【タイ】タイのメディアが不動産コンサルティング会社「Savills Thailand」の分析として伝えるところによると、タイへのデータセンター投資を検討する海外企業の最大の課題は、地価ではなく電力や水道などのインフラ不足とされる。投資家の中には最大500メガワットの供給を求めるケースもあるという。
同社への海外からの問い合わせは堅調だが、需要の中心は大規模インフラを必要とするハイパースケール事業者が占める。問い合わせはシンガポール、中国、香港、米国、欧州などから寄せられ、インドネシアなどの競合市場と比較しながらタイを評価しているという。中国企業の一部は単独での開発を模索しており、東部経済回廊(EEC)、サムット・プラーカーン県、中部アユッタヤー(アユタヤ)県、同サラブリー県などで候補地を探している。
土地価格は依然として検討要素だが、投資家は取得費用よりも安定した電力、水道、通信インフラへのアクセスを優先している。「地価にはそれほど敏感ではない。むしろ価格が低すぎる場合、何らかの問題が隠れていると疑うこともある」という。投資家の多くは50〜100ライ(1ライ=1600平方メートル)規模の土地を求めており、2方向のアクセス道路、電力・水道・光ファイバー網への近接性を重視している。
最大の課題は電力で、投資家の中には最大500メガワットの供給を求めるケースもあり、多くの地域で現状の供給能力を大きく上回っている。電力割当の順番待ちを強いられ、150メガワット規模の案件は各地域の送電網容量の制約から承認枠が限られている。

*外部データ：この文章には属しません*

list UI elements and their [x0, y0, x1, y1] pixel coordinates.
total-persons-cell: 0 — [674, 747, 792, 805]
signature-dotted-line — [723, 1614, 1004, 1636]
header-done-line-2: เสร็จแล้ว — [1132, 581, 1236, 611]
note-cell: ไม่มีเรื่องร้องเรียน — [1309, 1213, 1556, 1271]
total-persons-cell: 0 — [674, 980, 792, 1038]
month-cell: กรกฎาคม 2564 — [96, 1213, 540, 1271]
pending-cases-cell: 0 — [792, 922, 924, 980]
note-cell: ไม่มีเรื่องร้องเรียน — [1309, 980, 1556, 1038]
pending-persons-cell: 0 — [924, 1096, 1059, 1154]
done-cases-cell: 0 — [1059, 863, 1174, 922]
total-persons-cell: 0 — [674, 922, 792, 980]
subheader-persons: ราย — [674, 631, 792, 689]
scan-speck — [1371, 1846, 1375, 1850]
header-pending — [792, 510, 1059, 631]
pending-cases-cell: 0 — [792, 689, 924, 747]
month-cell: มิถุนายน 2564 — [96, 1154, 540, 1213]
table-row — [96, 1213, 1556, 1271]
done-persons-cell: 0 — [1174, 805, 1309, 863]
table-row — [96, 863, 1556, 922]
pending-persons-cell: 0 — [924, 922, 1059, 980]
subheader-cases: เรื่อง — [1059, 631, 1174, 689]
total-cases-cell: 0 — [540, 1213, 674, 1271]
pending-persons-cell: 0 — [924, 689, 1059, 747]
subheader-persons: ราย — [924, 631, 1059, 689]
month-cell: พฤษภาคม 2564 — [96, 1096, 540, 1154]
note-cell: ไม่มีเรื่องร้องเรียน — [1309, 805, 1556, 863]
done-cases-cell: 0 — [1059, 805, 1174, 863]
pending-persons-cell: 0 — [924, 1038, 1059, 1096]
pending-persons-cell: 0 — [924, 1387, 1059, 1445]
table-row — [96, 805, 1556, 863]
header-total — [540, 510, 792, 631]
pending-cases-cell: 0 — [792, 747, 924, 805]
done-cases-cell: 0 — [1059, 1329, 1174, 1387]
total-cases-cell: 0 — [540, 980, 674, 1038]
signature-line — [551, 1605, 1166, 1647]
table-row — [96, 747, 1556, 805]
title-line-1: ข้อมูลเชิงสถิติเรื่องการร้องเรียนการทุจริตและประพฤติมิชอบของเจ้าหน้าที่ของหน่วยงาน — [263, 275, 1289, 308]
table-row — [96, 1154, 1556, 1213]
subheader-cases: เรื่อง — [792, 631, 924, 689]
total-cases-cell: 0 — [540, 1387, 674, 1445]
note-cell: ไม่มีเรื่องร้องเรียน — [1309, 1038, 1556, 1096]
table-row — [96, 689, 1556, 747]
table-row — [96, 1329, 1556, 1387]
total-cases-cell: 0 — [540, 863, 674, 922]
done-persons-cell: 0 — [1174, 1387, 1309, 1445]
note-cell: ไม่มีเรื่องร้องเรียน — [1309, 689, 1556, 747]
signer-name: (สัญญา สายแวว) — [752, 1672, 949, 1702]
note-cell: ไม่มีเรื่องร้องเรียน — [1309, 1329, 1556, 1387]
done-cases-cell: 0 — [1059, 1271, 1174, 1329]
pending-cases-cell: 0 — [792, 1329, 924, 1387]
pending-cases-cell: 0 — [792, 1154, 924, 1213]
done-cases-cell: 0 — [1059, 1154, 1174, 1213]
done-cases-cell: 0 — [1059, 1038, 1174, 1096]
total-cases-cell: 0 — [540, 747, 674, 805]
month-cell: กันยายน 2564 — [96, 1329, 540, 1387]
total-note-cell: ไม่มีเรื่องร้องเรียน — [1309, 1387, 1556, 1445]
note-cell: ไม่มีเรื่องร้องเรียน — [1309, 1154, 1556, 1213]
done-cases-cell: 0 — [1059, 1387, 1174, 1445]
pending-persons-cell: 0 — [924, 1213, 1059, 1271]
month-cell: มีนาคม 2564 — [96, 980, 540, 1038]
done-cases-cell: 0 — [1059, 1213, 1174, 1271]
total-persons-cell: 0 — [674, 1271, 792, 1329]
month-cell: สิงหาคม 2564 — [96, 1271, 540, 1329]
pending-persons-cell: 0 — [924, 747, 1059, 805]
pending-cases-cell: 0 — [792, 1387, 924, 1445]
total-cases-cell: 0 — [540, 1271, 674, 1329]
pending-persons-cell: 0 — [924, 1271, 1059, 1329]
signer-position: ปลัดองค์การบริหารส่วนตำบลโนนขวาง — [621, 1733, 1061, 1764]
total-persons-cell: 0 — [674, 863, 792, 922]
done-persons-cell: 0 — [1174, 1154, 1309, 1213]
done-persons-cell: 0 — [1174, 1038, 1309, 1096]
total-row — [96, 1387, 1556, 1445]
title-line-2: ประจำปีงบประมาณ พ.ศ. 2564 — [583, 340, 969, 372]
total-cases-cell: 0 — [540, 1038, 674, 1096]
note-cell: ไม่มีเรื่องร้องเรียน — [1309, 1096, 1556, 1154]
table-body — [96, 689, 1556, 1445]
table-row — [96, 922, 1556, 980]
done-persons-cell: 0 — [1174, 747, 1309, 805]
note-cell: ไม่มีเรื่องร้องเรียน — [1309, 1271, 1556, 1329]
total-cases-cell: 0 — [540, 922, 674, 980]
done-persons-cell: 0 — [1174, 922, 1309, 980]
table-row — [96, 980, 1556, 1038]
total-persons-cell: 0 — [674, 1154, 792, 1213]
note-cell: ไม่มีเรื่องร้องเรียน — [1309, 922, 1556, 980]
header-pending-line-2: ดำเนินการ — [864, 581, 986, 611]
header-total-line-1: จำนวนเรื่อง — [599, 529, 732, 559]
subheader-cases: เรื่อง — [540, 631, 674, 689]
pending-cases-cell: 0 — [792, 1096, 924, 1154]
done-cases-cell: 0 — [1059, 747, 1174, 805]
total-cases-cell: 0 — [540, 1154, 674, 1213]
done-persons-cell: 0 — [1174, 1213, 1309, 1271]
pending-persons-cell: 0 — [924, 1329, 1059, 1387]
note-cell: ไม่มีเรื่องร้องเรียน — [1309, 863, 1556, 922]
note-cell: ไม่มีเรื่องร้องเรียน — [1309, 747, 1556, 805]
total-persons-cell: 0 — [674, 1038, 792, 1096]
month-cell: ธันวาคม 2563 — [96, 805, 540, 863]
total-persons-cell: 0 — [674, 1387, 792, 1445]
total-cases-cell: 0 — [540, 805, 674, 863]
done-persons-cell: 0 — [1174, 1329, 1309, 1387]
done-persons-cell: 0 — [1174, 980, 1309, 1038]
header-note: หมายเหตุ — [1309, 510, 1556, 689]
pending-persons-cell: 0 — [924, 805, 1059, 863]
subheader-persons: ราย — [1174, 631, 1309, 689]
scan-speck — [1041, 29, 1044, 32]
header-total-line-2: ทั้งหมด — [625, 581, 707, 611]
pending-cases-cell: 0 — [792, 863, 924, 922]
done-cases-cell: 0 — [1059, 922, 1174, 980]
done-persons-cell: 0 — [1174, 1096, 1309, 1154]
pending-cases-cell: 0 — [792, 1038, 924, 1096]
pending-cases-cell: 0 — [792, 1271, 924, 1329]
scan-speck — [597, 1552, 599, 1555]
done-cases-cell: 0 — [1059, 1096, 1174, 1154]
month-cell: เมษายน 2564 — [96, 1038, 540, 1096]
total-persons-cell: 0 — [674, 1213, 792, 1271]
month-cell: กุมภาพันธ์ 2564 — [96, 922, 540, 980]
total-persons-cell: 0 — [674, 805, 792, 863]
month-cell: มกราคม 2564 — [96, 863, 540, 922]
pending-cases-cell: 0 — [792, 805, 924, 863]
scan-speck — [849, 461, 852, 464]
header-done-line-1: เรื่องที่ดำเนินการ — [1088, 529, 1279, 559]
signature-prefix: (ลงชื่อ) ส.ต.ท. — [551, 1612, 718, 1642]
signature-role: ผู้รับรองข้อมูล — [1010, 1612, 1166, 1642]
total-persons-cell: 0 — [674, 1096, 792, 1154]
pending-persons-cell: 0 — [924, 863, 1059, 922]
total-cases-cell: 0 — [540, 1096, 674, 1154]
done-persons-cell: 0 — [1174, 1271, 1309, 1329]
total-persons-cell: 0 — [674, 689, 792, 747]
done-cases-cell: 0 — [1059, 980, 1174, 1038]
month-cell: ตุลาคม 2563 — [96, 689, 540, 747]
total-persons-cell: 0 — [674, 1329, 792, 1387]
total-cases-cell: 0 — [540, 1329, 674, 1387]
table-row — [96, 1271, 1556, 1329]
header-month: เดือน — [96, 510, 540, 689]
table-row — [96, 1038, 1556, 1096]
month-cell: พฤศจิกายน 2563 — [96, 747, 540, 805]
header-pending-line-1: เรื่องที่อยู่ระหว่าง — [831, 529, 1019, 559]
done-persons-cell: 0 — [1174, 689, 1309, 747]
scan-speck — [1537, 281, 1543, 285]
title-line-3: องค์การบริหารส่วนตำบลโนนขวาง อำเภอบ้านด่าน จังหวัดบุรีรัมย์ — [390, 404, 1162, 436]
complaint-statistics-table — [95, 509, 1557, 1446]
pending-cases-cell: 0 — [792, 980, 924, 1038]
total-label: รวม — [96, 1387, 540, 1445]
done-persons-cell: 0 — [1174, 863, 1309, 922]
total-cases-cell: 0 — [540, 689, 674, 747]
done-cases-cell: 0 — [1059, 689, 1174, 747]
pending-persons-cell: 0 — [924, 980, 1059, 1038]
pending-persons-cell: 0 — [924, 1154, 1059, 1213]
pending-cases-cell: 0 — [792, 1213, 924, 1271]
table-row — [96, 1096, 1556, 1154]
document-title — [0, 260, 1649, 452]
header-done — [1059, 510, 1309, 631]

データセンター開発は通信遅延を抑えるため都市部近郊が選ばれがちだが、住宅地から離れた場所の方が電力の制約は少ないともいえる。洪水リスクも用地選定の重要な判断材料で、投資家は取得前に詳細な調査を行う。アユタヤは洪水対策が進んでいるものの、一部地域が遊水地に指定されているため懸念が残る。
EEC内のチャチュンサオ県は電力・水道の供給に制約があり、チョンブリー県の一部も同様の課題を抱える。それでもEEC、特にチョンブリー県とラヨーン県は産業インフラが整備されていることから最も強い関心を集めている。工業団地は光ファイバー網を備えているため、ハイパースケール事業者にとって優位性がある。
長期の土地賃貸への関心も高まっているが、立地の良い土地を賃貸に出すことをためらう地主も多い。バンコクでは高層型データセンターの計画が増えている一方、ハイパースケール施設は引き続き都外での開発が見込まれる。
Savills Thailandは現在、10件ほどの問い合わせを受けており、4〜5件が初期調査を終えて具体的な協議に進んでいる。これらの多くはシンガポールに本社を置き、中国や欧州で事業を展開する投資家で、2026年後半にいくつかの取引が成立する可能性があるという。